FIG. 16A illustrates a simplified scalable encoder according to an embodiment of the present invention, where the scalable system consists of a base layer and N enhancement layers, and down-sampling and up-sampling are used.

FIG. 16B illustrates an example of a simplified scalable decoder corresponding to the encoder in FIG. 16A.

FIG. 17A illustrates a simplified scalable encoder according to another embodiment of the present invention, where up-sampling filter parameters are incorporated in the scalable bitstream.

FIG. 17B illustrates an example of a simplified scalable decoder corresponding to the encoder in FIG. 17A.

FIG. 18A illustrates a simplified scalable encoder according to yet another embodiment of the present invention, where a switchable filter is applied to the reconstructed lower layer picture.

FIG. 18B illustrates an example of a simplified scalable decoder corresponding to the encoder in FIG. 18A.

FIG. 19 illustrates an exemplary flowchart for a coding system incorporating composite EO type group according to an embodiment of the present invention.

FIG. 20 illustrates an exemplary flowchart for a scalable coding system incorporating inter-layer SAO information prediction or re-use according to an embodiment of the present invention.

FIG. 21 illustrates an exemplary flowchart for a scalable encoding system incorporating simplified scalability using SAO for enhancement layers according to an embodiment of the present invention.

FIG. 22 illustrates an exemplary flowchart for a scalable decoding system incorporating simplified scalability using SAO for enhancement layers according to an embodiment of the present invention.

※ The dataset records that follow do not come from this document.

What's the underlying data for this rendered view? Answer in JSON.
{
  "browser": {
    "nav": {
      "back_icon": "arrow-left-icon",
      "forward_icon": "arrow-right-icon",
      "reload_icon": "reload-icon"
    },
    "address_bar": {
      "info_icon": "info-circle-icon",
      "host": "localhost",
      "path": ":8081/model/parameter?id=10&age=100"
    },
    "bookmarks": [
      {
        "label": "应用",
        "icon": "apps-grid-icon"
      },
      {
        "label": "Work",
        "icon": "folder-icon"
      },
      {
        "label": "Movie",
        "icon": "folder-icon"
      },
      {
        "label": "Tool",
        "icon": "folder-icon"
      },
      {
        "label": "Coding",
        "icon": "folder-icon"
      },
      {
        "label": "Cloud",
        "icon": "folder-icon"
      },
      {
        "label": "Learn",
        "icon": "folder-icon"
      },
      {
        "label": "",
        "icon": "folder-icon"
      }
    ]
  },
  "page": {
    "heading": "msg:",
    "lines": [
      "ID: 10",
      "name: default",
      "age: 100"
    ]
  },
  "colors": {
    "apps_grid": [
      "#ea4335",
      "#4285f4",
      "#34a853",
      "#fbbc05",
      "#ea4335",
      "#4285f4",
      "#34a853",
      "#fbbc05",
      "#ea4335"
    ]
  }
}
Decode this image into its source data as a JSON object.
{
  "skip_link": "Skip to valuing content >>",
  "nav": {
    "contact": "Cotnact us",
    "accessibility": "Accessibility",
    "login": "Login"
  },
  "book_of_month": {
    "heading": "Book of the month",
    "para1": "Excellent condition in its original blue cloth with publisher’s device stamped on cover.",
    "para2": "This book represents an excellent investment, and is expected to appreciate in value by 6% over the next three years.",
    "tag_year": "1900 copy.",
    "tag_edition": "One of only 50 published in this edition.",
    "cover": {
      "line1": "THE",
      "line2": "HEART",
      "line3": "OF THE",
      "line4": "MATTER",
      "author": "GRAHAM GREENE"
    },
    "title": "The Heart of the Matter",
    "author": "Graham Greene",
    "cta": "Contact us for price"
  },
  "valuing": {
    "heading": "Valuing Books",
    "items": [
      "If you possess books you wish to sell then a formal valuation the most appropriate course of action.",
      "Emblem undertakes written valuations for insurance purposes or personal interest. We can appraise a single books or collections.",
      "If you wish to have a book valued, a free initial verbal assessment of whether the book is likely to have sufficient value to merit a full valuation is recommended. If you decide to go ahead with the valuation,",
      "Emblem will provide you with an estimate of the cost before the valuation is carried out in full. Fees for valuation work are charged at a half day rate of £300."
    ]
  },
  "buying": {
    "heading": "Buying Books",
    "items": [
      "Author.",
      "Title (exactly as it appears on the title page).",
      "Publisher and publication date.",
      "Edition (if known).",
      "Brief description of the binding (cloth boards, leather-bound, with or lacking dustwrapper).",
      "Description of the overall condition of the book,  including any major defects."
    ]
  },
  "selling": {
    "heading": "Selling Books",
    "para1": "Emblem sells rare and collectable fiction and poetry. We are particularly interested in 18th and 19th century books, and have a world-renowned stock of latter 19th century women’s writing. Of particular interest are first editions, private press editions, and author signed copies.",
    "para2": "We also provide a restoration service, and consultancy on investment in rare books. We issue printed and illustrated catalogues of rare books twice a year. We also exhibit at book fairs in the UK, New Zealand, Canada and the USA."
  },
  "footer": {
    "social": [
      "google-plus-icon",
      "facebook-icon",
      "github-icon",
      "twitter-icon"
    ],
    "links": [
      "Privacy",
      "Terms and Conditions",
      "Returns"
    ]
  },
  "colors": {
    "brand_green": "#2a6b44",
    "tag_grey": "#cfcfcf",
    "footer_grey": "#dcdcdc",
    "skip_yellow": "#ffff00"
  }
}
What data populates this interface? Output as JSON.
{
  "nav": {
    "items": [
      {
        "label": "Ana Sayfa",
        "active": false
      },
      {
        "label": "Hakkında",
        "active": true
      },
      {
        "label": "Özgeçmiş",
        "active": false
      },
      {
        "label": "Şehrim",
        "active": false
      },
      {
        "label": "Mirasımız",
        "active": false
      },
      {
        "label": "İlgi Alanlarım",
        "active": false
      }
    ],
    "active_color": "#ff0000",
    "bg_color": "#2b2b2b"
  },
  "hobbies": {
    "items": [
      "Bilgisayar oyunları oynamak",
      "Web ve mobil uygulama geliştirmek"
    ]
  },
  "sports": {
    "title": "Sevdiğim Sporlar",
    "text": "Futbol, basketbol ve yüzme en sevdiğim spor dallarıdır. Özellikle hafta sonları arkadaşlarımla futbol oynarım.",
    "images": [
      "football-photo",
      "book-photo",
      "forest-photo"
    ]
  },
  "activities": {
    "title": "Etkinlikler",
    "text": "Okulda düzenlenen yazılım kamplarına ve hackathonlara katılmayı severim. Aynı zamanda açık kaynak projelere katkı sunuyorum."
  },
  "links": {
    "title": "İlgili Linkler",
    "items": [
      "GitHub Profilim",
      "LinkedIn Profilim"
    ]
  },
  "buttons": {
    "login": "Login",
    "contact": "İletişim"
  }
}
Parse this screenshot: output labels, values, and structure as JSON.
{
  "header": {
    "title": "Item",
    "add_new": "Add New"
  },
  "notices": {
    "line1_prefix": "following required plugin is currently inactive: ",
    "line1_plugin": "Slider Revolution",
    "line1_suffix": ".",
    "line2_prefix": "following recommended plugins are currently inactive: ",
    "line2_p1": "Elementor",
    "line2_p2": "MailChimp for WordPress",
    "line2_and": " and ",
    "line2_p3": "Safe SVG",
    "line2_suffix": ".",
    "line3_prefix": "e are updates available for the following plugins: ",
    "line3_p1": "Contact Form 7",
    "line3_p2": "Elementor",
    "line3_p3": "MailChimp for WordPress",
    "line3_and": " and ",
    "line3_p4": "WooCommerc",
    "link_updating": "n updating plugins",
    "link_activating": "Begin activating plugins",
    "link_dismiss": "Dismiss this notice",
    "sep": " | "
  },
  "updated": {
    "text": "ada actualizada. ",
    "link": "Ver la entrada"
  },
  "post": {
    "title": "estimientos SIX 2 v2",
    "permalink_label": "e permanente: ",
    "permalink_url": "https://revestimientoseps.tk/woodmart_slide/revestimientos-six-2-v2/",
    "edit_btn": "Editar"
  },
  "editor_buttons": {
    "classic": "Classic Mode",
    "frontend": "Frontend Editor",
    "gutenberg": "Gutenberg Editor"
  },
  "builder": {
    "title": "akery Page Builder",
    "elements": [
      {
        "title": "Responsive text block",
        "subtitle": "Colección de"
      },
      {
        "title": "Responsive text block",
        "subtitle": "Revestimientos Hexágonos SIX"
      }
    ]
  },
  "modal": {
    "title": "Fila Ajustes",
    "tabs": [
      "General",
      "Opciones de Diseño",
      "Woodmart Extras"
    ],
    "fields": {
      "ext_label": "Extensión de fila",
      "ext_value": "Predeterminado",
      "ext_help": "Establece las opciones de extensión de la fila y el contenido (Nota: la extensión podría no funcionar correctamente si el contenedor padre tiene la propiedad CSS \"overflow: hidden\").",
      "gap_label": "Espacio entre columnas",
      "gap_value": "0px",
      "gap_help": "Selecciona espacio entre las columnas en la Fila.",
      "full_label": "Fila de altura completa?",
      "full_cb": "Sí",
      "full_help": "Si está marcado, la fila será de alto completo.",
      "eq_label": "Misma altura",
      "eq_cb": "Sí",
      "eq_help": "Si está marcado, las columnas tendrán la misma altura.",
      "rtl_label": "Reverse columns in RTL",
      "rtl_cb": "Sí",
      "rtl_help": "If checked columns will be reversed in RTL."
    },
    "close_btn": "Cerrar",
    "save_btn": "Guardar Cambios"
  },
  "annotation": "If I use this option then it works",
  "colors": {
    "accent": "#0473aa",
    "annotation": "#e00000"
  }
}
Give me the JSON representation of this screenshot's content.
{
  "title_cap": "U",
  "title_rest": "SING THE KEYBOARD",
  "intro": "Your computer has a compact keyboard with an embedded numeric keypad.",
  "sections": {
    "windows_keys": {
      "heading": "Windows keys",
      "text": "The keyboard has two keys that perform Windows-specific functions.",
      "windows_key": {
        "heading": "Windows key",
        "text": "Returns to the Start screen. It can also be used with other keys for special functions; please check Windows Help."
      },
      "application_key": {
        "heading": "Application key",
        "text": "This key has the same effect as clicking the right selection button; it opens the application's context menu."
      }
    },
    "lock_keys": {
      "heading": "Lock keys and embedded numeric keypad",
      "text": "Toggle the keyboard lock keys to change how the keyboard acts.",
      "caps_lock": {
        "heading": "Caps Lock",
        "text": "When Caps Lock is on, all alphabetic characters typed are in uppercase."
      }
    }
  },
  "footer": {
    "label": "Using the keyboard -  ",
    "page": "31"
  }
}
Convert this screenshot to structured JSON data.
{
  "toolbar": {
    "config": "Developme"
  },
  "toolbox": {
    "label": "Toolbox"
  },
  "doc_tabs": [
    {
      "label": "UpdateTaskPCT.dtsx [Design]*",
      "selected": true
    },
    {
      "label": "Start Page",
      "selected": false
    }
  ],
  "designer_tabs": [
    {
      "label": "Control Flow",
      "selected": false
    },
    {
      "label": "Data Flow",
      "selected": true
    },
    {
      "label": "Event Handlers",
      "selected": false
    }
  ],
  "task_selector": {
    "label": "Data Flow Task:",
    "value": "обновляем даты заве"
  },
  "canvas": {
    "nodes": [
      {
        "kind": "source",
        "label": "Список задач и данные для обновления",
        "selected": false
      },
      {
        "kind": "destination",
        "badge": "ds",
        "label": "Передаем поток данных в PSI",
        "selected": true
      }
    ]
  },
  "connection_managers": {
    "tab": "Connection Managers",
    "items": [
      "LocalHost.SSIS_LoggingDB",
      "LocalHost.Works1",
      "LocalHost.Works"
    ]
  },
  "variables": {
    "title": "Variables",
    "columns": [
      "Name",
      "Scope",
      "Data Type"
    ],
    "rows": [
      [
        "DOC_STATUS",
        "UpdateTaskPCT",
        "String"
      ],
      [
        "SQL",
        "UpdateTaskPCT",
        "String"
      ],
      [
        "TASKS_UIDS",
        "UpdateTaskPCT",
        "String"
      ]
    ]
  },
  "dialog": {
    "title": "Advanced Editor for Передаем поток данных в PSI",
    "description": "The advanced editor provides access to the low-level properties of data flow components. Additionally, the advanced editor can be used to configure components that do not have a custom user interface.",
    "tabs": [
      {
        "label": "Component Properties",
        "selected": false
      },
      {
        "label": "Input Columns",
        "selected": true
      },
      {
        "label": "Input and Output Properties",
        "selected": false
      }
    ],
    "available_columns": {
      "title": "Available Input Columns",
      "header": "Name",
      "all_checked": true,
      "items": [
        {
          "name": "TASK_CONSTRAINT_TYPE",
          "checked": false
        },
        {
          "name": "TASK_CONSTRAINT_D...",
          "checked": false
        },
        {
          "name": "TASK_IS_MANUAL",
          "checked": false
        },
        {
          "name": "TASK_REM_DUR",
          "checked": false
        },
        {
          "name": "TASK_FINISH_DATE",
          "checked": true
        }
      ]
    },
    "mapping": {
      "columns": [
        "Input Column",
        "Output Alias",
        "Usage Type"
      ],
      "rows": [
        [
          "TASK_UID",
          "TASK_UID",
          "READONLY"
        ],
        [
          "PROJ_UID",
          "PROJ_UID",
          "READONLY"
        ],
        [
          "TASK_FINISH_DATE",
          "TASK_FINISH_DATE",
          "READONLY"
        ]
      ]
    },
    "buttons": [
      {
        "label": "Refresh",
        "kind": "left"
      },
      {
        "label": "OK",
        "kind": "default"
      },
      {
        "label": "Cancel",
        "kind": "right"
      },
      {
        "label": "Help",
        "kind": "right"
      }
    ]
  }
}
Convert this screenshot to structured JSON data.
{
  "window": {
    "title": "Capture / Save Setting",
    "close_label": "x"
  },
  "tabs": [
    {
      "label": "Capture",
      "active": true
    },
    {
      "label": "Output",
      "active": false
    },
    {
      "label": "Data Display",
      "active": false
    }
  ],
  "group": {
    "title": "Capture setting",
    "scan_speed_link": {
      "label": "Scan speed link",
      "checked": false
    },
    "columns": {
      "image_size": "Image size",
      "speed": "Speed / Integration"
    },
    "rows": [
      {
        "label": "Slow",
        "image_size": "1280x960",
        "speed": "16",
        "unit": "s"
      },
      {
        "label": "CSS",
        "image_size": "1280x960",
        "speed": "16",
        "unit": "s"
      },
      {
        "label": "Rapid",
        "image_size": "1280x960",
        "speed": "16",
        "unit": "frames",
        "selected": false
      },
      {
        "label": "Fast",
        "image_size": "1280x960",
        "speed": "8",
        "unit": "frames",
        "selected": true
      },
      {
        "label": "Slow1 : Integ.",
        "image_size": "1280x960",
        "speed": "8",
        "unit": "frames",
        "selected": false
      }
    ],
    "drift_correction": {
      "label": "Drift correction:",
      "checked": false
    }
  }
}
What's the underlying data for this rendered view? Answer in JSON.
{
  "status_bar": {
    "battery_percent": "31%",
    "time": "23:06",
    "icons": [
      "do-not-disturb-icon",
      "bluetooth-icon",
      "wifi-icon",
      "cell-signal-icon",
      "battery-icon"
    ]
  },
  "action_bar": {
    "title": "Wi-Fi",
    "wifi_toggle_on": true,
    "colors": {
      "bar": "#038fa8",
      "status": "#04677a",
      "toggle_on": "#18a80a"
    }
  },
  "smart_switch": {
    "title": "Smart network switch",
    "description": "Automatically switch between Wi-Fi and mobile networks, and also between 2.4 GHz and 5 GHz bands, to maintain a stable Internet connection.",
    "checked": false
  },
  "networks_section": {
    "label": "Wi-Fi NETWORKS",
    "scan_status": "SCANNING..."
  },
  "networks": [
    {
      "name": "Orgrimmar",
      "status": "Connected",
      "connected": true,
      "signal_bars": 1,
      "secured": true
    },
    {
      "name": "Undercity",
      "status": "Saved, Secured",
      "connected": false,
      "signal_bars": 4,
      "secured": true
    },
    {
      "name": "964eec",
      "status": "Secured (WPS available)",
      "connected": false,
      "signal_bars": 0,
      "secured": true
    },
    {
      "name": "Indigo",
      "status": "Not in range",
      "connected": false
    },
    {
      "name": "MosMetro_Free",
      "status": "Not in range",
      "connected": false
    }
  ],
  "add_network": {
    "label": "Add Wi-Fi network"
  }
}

DETAILED DESCRIPTION OF THE INVENTION

As mentioned before, a highpass SAO processing was introduced for inter-layer scalable video coding. The highpass SAO processing may achieve improved performance for certain video contents. However, the conventional EO based on 3 neighboring pixels may be desired for some applications such as a system compatible with the conventional coder. Accordingly, the present invention discloses means for adaptively exploiting both the conventional SAO pixel classification scheme used for single-layer HEVC coding and the newer SAO pixel classification scheme with highpass processing for inter-layer scalable video coding. Embodiments according to the present invention selects an EO type from a combination of the two classification schemes for applying the SAO processing to the reconstructed picture regions. A method incorporating an embodiment of the present invention includes a signaling scheme to support adaptation at the different layers of the hierarchical bitstream structure. The method can be applied to the SAO processing units of different granularity levels, including CTUs (Coding Tree Units), slices, quadtree regions and the entire picture. Embodiments can be applied to general image and video coding applications. Two different types of embodiments are disclosed to exploit both the conventional SAO for single layer coding and the newer SAO pixel classification scheme with highpass processing for inter-layer scalable video coding.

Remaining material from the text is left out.